So I felt like doing something outside my usual milieu of urban fantasy and talk about one of my all time favorite authors, Clive Cussler. More specifically, his book Inca Gold. I’ve been reading Clive Cussler for about twenty years now (ouch, I’m old! Well, older) and he’s still a great author. This book is one of my favorites of his.
Like all of Clive’s books, we start back in time, to a piece of ‘forgotten history’ involving the Inca, the Chachapoyas and the Spanish. We’ll start with Sir Francis Drake, who is one of my all time favorite historical figures, ever since I did a report on him in the fourth grade. 🙂 Drake has plundered a couple of Spanish vessels during his circumnavigation of the globe and found a magnificent collection of Inca artifacts. He sends one ship back around to the Straits of Magellan while he takes the rest of the plunder with him. The other ship never makes it, having run afoul of a tidal wave that leaves it stranded deep ashore. On board that particular ship is a quipu, a type of proto record that the Inca created using a series of knots in ropes. Obviously a very basic description, but click the link for more details.
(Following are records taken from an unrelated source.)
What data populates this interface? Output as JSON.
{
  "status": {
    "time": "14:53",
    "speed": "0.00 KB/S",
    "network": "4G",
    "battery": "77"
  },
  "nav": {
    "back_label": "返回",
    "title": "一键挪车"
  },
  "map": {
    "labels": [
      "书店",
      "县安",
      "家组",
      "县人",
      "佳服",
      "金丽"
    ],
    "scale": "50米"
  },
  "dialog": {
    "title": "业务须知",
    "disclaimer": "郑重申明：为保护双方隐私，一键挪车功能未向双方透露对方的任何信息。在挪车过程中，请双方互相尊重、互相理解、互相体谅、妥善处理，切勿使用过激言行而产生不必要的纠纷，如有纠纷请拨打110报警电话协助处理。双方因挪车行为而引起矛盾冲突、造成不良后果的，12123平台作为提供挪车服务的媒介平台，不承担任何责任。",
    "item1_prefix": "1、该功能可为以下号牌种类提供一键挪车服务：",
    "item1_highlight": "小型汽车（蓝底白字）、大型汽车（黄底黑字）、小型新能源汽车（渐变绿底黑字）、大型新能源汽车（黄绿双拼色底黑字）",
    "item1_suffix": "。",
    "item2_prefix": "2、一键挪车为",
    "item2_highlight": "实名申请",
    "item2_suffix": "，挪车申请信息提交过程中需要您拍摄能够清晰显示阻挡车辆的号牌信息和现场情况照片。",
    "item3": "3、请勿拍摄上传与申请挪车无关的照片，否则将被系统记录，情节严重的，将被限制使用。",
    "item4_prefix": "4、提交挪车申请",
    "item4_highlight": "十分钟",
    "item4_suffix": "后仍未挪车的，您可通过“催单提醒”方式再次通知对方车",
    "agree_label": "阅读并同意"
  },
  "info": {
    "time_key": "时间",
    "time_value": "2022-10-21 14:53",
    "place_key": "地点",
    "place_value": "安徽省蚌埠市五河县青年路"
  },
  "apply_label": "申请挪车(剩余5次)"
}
Anyway, this quipu is the key to finding a long lost Inca treasure. Its a detailed map of the journey that a secret group of Inca troops made in order to hide this treasure from greedy Spanish conquistadors (and really, those guys were pretty greedy). Fast-forward about 400 years and an archaeologist and her team are excavating a sacrificial pool high in the Andes when they run into trouble under the water. Coming to the rescue are Cussler’s main heroes, Dirk Pitt and Al Giordino, who are working relatively nearby on a NUMA project. They fly in with their scuba equipment and come to the rescue, luckily finding Dr. Shannon Kelsey and her companion alive.
Lucky, that is, until the whole lot are kidnapped and marched through the jungle while Dirk is left to drown in the sacrificial pool. Of course, the bad guys underestimate Dirk’s tenacity. He climbs free with the help of a few items on his dive belt. Once he recovers at the destroyed base camp, he tracks Al and the others through the jungle.
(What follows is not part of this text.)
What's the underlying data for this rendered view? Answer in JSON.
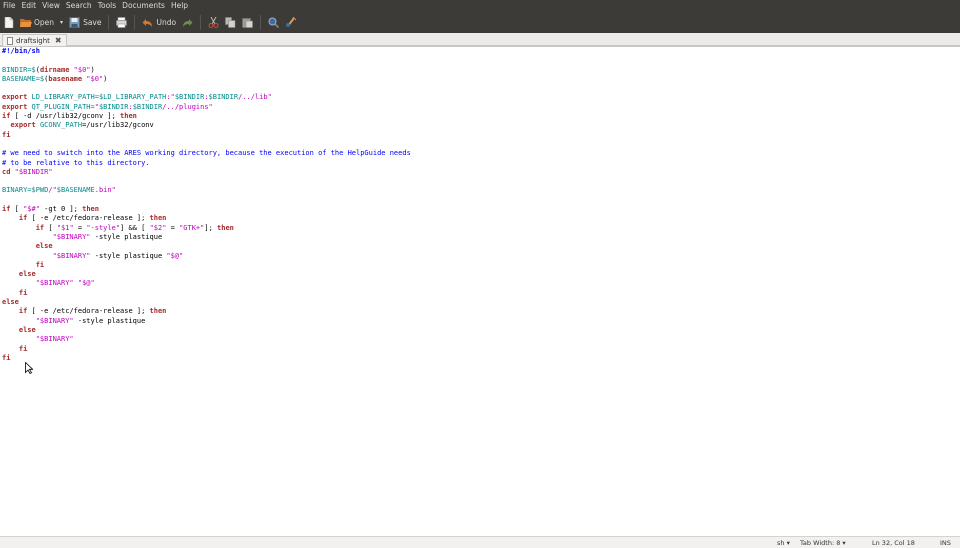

Its a long, hard slog to catch up with and then rescue his friends. Dirk and Al manage to steal a military helicopter to get away from the bad guys. Military because the bad guys are antiquities thieves who have their sticky fingers in all levels of the Peruvian government in order to ease their smuggling, including the clout to order military intervention on two NUMA people and a number of untrained archaeologists and students.
Long story short, they get away but not without injuries and shenanigans. The adventure doesn’t end there. They just scratched the tip of the iceberg on a huge art and antiquities smuggling ring. Its a race to find what the bad guys are after, a literal treasure trove of Incan artifacts that could add to the knowledge of the short lived empire. This race will take Dirk and Al all over the US, Peru and Mexico.
The thing I really like about Cussler is that his adventures are fairly believable. Sure there are things that make you go yeah right but they aren’t really egregious things like supernatural creatures. Its more like I don’t believe that as being possible for the science of the time. At any rate, Inca Gold is one of my all time favorite books and one of the first that got me rereading books. Can you believe I used to be a one-and-done type of girl? What was I thinking?! At any rate, if you’re looking for something different from your usual, give Clive Cussler a shot. And if you like vintage automobiles like I do, definitely give his books a shot. There will be at least one new vintage car in each book! Rating: A+
Incidentally, the National Underwater and Marine Agency from his books is a real agency. Clive Cussler was behind the raising of the C.S.S. Hunley, so if you love old ships and shipwrecks, check them out. And again, if you like vintage autos, check out the Cussler Museum. One day, I will get there!